El tablero de Malvinas: el discurso patriótico de Milei enfrenta su prueba de fuego en el Congreso

La oposición articula un frente de iniciativas legislativas para contraponer al anuncio oficial sobre soberanía, mientras emergen contradicciones entre el relato presidencial y los vínculos comerciales de su círculo íntimo con actores británicos e israelíes en las islas.
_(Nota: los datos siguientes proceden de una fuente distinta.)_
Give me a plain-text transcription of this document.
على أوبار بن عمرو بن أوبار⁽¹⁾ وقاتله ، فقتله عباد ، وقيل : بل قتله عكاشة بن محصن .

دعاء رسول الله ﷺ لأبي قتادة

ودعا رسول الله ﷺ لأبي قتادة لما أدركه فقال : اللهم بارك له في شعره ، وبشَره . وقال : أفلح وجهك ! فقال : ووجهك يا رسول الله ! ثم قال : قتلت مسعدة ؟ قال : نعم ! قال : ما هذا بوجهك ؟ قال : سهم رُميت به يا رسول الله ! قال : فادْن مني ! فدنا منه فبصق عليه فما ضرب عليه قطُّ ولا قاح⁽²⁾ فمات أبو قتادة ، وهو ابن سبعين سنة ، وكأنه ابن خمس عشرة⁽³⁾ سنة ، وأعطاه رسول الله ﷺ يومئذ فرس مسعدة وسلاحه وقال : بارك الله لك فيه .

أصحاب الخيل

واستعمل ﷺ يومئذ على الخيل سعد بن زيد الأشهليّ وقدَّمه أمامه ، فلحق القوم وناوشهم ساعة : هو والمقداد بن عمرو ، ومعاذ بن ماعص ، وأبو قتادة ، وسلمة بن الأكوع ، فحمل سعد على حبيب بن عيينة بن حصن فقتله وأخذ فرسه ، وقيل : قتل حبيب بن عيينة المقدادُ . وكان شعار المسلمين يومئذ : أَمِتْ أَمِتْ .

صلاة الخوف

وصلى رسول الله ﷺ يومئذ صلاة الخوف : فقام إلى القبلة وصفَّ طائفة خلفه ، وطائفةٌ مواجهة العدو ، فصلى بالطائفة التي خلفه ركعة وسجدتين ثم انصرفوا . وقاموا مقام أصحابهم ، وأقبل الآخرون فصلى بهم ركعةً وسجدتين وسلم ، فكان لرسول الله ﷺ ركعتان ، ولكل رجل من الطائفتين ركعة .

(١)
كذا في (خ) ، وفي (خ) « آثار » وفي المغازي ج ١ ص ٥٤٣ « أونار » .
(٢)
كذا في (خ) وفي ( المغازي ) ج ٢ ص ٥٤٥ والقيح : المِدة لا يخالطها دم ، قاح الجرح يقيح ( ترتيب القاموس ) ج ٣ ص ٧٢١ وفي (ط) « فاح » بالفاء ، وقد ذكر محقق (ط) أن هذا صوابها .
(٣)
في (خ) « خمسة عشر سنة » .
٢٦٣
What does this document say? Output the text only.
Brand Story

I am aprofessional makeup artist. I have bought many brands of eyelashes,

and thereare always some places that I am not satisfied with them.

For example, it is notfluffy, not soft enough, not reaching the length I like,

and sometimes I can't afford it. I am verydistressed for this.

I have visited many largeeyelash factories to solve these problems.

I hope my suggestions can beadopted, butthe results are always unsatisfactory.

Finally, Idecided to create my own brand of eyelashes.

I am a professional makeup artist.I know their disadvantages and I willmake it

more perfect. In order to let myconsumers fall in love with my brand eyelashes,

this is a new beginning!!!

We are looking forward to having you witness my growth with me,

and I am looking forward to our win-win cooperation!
El encendido mensaje de Javier Milei, aquel despliegue de fervor nacionalista emitido por cadena nacional que buscó interpelar la fibra sensible de la argentinidad, comenzará a ser contrastado con la realidad de los hechos en el escenario parlamentario durante las próximas semanas. La oposición, que ya afila sus estrategias en la Cámara de Diputados, no solo planea exhumar la confesa admiración del mandatario por Margaret Thatcher, sino también desmenuzar cómo esa devoción se tradujo en decisiones concretas —y en omisiones deliberadas— a lo largo de los últimos tres años de gestión. El ingreso del proyecto de ley oficial, aún huérfano de su letra pequeña, será la excusa perfecta para desplegar un arsenal de propuestas provenientes de distintos bloques, todas ellas orientadas a reivindicar la soberanía nacional sobre el archipiélago del Atlántico Sur.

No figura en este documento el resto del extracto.